At IG, that’s not an option. The team is expected to get comfortable with tools like Salesforce, GA4, ContentSquare, AEM, and XTM — not to tick boxes, but to make better decisions.

“You don’t need to know SQL,” Mike says. “But if you’re not in the data, you’re in the dark.”

That mindset goes beyond campaign performance. The team blends quant and qual - running CSAT surveys, brand tracking, and working with expert partners like Investment Trends.

“We run a lot of surveys,” Mike says. “And we work with people like Investment Trends.”

But data collection isn’t the end point. “You’ve got to make time to actually talk about the results and understand what they mean.”

Insight at IG isn’t left to analysts or siloed in reporting decks. It’s baked into the day-to-day: curiosity, iteration, and knowing what to ignore.


Martech stack

Martech stack: what he actually uses

Despite managing millions in paid media across seven languages, IG’s marketing team isn’t huge. And that’s by design.

Here’s what IG uses to operate at scale:

  • GA4 – for web analytics
  • ContentSquare – to analyse user journeys
  • Salesforce – for CRM and journey mapping
  • AEM – as the CMS
  • XTM – for AI-powered translation
  • SA360 / DV360 – to run Google campaigns globally
  • Impact – to manage affiliate and partnership marketing

The real unlock isn’t just the tooling — it’s how the data flows across platforms.

“If your data flows work well, you can get the right level of automation,” Mike explains. “And you can do it at scale.”

IG’s approach is lean, but not lightweight. The marketing team is expected to engage with the tools directly, not hand off insight or execution. It’s this combination — autonomy + infrastructure — that lets them stay nimble in a complex, regulated, multilingual environment.


AI in Fintech

AI in fintech: from acceleration to invention

Like many in the industry, Mike Logue sees the value in AI. But he’s not dazzled by novelty — he’s focused on what actually moves the needle.

“At the moment, the way I’m seeing it being used is for efficiency,” he says. “So people are creating images quicker, checking stuff for compliance, using it for translation workflows.”

That’s the baseline.
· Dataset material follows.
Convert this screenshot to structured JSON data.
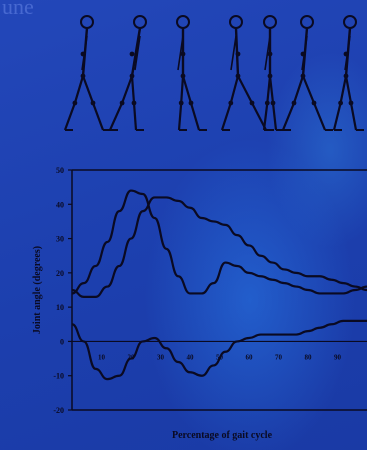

Where Mike sees real upside is when AI starts to transform not just how fast marketers work — but what they can build.

“The big unlock will be when people use it to create things that are different,” he says. “New products, new propositions — not just doing the same stuff faster.”

At IG, AI is already being used for translation (via XTM), content workflows, and behavioural analysis. But Mike’s focus is on the second curve: how to move beyond internal ops and apply AI to customer-facing experiences — especially in markets where education, decision support, and usability can be differentiators.

“I think the next big wave is: how do we use AI to help create something fundamentally better for the customer?” he adds.

It’s a pragmatic view: not automation for its own sake, but augmentation that redefines what the marketing and product stack can deliver.


Final thoughts

Final thought: from evolution to edge

Across every topic — markets, metrics, media or M&A — Mike returns to the same principle: don’t just follow best practice, interrogate it. Whether it’s navigating double-layered regulation, choosing not to enter growth markets, or scaling high-value segments over headline numbers, the work is in the trade-offs.

It’s not about doing everything — it’s about doing the right things well, and knowing when to walk away.

That same mindset applies to AI. Yes, the tech is moving fast. But Mike doesn’t see it as a threat - he sees it as fuel.

“I’m an optimist,” he says. “I think it’s going to make marketing better. It’s going to make us faster. It’s going to make us smarter. And it’s going to push product innovation in the way that crypto once did.”

But tools alone won’t define the winners. The marketers who’ll lead the next wave of fintech growth are the ones who obsess over customer value, get fluent in data, and know how to balance brand, performance, and product in real time.